A recent report from Sophos, “The State of Ransomware in Healthcare 2022,” revealed that the number of healthcare organizations hit by ransomware had increased by 94% since 2020. 66% became ransomware victims in 2021, compared to just 34% the year before.
Healthcare organizations are especially vulnerable to ransomware attacks due to the sensitive nature of their data. In addition, the need for efficient and widespread access to this data type means that healthcare organizations often have less secure systems than other types of businesses.
“Ransomware in the healthcare space is more nuanced than other industries in terms of both protection and recovery. The data that healthcare organizations harness is extremely sensitive and valuable, which makes it very attractive to attackers,” said John Shier, a senior security expert at Sophos.
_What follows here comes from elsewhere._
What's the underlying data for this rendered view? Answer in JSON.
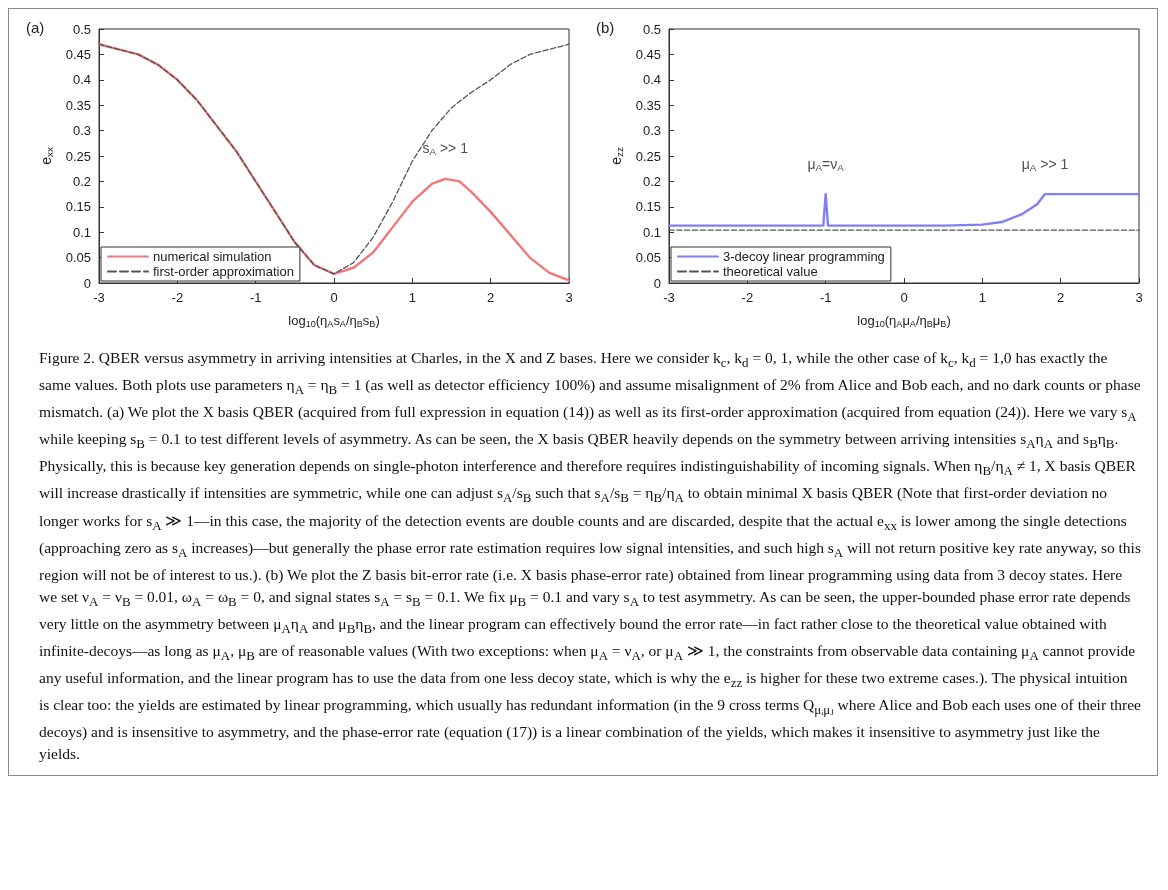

The speed of a business can help detect and respond to ransomware attacks. Healthcare organizations are lagging in detection and response times, taking an average of one week to recover from a ransomware attack. Ransomware recovery costs have also increased to an average of USD1.85 million.
“In addition, the need for efficient and widespread access to this type of data – so that healthcare professionals can provide proper care — means that typical two-factor authentication and zero trust defense tactics aren’t always feasible. This leaves healthcare organizations particularly vulnerable, and when hit, they may opt to pay a ransom to keep pertinent, often lifesaving, patient data accessible,” Shier added.
Healthcare organizations also often pay ransoms, with 61% of organizations paying up when their systems are attacked. However, they also have the lowest average ransom amount, at USD197,000. This is in contrast to the global average ransom amount of USD812,000.
There is some good news to be found, as the report did show that healthcare organizations were getting better at dealing with ransomware attack aftermaths. Cybercriminals returned some or all the data to 99% of those healthcare organizations affected by ransomware.
Considering these findings, Sophos recommends healthcare organizations to:
Ensure that high-quality defenses are in place across the entire organization and that security controls are reviewed regularly.
Strengthen the IT environment by searching for and closing critical security gaps, such as unpatched devices, unprotected machines, and open Remote Desktop Protocol ports.
Make backups and practice restoring them so that the organization can get back up and running as soon as possible, with minimum disruption.